* test(proxy): add harness for proxy_server.py behavior-pinning
Creates tests/test_litellm/proxy/proxy_server/ with:
- conftest.py: 11 shared fixtures (app, client, mock_prisma, auth_as,
mock_router with parametrized response builders, normalize, etc.)
- _coverage_check.py: per-PR coverage gate (line + branch) against a
baseline, self-selects target by inspecting which placeholder files
have been filled
- _pin_check.py: AST-based gate that verifies every pin-list item has
>=1 happy + >=1 error test with a real assertion (no status-only)
- test_harness_smoke.py: 19 smoke tests covering every fixture +
both scripts end-to-end
- 26 placeholder test files (one docstring each) reserved for
follow-up PRs per the directory ownership in the Notion plan
- .coverage_baseline pinned at 0% so future PRs measure deltas
against new-tests-only and aren't entangled with the broader
scattered test suite
Adds a dedicated proxy-server job to test-unit-proxy-endpoints.yml
so this directory's runtime + coverage are tracked independently.

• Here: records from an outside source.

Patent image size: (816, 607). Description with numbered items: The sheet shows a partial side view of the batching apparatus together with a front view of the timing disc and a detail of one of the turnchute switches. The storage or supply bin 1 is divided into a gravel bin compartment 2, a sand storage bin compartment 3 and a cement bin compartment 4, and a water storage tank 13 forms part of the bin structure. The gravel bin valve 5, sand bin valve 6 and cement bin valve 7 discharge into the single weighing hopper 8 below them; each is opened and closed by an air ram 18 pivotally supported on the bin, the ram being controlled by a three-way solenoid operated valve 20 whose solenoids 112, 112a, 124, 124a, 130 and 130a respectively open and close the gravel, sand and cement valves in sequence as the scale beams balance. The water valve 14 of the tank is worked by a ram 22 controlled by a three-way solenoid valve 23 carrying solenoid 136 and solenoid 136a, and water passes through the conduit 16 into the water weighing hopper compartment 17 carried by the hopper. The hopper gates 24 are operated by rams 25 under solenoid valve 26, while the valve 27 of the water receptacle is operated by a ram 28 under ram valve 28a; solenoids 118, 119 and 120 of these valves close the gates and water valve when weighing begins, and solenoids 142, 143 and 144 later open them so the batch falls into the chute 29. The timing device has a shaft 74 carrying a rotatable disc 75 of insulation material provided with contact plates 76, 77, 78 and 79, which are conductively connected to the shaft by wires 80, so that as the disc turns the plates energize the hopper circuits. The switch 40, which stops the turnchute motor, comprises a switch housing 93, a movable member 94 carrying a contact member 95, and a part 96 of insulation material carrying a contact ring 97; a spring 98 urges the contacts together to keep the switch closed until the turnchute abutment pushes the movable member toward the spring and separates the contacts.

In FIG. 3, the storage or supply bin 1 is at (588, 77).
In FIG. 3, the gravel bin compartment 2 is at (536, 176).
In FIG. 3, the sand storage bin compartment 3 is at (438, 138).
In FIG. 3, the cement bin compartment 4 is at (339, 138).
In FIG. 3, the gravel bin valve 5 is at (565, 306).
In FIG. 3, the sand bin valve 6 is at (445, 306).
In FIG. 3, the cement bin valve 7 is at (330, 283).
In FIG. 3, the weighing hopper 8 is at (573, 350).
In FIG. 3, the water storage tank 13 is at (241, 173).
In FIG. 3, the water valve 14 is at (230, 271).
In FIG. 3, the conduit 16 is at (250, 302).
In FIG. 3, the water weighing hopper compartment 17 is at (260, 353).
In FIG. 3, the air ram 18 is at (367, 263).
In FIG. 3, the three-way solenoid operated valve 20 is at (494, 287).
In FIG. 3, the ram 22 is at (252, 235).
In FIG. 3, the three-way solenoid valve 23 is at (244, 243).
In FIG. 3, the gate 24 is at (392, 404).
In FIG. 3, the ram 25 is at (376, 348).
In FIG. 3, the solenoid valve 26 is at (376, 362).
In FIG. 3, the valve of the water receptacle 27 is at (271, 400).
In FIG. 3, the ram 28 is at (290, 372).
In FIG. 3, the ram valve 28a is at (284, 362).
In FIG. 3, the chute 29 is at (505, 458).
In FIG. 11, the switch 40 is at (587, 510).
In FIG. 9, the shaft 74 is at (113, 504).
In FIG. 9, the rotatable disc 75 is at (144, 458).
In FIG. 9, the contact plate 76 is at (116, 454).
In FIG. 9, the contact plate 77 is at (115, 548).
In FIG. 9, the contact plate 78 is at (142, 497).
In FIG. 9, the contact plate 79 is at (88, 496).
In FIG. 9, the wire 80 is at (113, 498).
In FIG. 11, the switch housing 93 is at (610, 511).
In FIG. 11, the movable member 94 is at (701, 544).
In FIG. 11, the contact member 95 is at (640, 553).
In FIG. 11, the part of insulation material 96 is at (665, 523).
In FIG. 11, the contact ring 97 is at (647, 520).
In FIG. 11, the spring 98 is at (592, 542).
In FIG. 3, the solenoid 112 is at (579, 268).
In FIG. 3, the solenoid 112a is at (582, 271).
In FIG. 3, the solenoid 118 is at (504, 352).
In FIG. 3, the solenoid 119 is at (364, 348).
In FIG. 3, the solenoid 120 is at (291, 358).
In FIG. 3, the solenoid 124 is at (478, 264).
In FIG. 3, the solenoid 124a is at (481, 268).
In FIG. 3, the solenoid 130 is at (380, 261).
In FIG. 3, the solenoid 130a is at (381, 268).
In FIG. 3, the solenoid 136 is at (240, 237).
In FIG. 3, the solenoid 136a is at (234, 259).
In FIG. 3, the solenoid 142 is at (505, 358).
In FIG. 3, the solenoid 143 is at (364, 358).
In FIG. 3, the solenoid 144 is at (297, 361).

Plan: https://www.notion.so/36c43b8acdab81ee845fd5365128a2fc
* ci(proxy-endpoints): allow workflow_dispatch
Lets the workflow be triggered manually on a branch via
`gh workflow run`, which is needed for the verify-first
flow on workflow changes before opening a PR.
* test(proxy): address review feedback on proxy_server harness
- conftest.py: anchor sys.path insert to __file__ (Path(__file__).resolve().parents[4])
instead of CWD-relative os.path.abspath("../../../../") which resolved
to the wrong directory when pytest is launched from the repo root.
- _coverage_check.py: actually read .coverage_baseline and use it as
the floor (line_min = max(target, baseline)). Closes the gap between
the PR description's "delta semantics" and what the script was doing.
With baseline=0.0 today this is a no-op; future PRs that update the
baseline cause regressions (test deletions etc.) to trip the gate
even if the static PR target is still met.
- _pin_check.py: drop unreachable startswith("_") guard
(test_*.py glob never yields underscore-prefixed names) and read
each test file once instead of twice.